In Bokeo and Oudomxay provinces, and now across the nation, this project provides girls with vital knowledge about sexual health, leadership skills, and life skills. On International Day of Ending Violence Against Women and Girls, over 120 young artists stormed the norms through their art, boldly confronting issues like early pregnancy and gender-based violence in a powerful exhibition in Vientiane capital.

These vibrant pieces, more than just art, are stories of resilience, hope, and a generation rising to demand a more equal future. By amplifying their voices and sparking conversations, Plan International is helping to rewrite the narrative for girls and young women in Laos. 

“My art piece highlights that running away or employing clever tactics can be survival strategies,” she continues. “The most important thing is to reach out for help and rely on trustworthy friends.”

Vannapha explains the characters she digitised: girls and young women defending themselves and fighting against gender-based violence. She explains violence includes bullying, teasing, pressure to drink, and even non-verbal harassment. “Don’t dismiss it as normal; it’s abusive.”

Exhibition event showcasing all the artworks submitted to the art competition on their easels.
Over 100 artworks submitted and exhibited during EVAW event in Vientiane Capital, Laos.
Photo credit: Plan International Laos

Vannapha’s parents embraced her passion

“This is my first time winning first prize,” she beams. “After receiving it, my friends recognised and appreciated my work. My parents, who initially wanted me to study accounting and English, finally accepted and supported my passion.”

Vannapha’s love for drawing started young, evolving from paper to digital art during the Covid-19 pandemic. She practiced on mobile apps, studied drawing videos on YouTube, and cultivated friendships with fellow artists on social media. “Despite my parents’ disapproval, I chose to follow my passion,” she says. “I now earn income from selling my art, and winning the prize opened their eyes to drawing as a viable career. They now fully support my education and artistic pursuits.”
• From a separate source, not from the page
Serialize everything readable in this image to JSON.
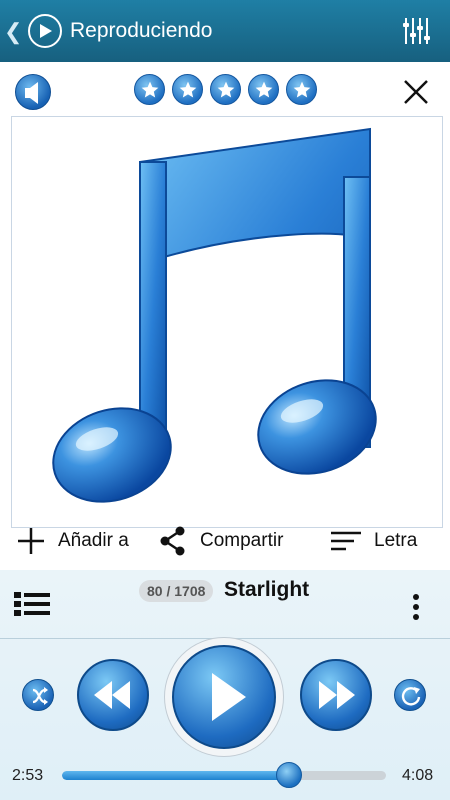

“My dream is to create manga for Japanese organisations,” shares Vannapha. “I also hope society embraces Lao art by offering more public events and encouraging participation. I used some of my prize money to acquire more digital art materials.”

“Using art to highlight harmful social norms is both smart and insightful,” concludes Khamsouk Keovongxay, General Director of the National Institute of Fine Arts. “However, it’s a topic rarely expressed through this medium.”